Saudi Arabia has surpassed its record for the number of executions carried out annually for a second year in a row.
At least 347 people have now been put to death this year, up from a total of 345 in 2024, according to the UK-based campaign group Reprieve, which tracks executions in Saudi Arabia and has clients on death row.
It said this was the 'bloodiest year of executions in the kingdom since monitoring began'.
The latest prisoners to be executed were two Pakistani nationals convicted of drug-related offenses.
Others put to death this year include a journalist and two young men who were children at the time of their alleged protest-related crimes. Five were women.
However, according to Reprieve, most—around two thirds—were convicted of non-lethal drug-related offenses, which the UN says is 'incompatible with international norms and standards'.
More than half of them were foreign nationals who appear to have been put to death as part of a 'war on drugs' in the kingdom.
The Saudi authorities have not responded to the BBC's request for comment on the rise in executions.
Saudi Arabia is operating with complete impunity now, said Jeed Basyouni, Reprieve's head of death penalty for the Middle East and North Africa.

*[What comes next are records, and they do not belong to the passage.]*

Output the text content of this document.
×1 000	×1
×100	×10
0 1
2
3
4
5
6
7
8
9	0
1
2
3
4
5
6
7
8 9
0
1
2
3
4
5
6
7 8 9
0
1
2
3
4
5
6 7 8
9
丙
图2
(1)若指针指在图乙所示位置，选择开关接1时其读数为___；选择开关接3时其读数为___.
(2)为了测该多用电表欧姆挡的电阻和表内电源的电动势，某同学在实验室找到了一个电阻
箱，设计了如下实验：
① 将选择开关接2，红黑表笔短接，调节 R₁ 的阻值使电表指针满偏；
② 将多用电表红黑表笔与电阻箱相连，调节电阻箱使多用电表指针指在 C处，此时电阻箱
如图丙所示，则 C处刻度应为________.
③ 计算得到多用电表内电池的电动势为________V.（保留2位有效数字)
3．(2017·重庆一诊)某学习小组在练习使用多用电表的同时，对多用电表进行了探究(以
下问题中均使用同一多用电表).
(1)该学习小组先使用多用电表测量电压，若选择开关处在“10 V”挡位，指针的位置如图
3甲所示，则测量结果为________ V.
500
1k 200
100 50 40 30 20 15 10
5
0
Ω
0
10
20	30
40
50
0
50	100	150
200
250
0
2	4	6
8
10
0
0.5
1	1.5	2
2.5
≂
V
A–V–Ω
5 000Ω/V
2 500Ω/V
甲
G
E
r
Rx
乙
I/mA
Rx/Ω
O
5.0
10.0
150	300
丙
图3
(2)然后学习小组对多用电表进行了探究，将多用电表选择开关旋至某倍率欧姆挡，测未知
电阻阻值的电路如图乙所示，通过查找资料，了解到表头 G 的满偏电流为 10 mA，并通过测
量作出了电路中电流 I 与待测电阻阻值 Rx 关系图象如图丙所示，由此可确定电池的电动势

It's almost making a mockery of the human rights system.
She described torture and forced confessions as 'endemic' within the Saudi criminal justice system.
On Tuesday, a young Egyptian fisherman, Issam al-Shazly, was executed. He was arrested in 2021 in Saudi territorial waters and said he had been coerced into smuggling drugs.
Reprieve says 96 of the executions were solely linked to hashish.
It almost seems that it doesn't matter to them who they execute, as long as they send a message to society that there's a zero-tolerance policy on whatever issue they're talking about - whether it's protests, freedom of expression, or drugs, said Ms Basyouni.
There has been a surge of drug-related executions since the Saudi authorities ended an unofficial moratorium in late 2022 - a step described as 'deeply regrettable' by the UN human rights office.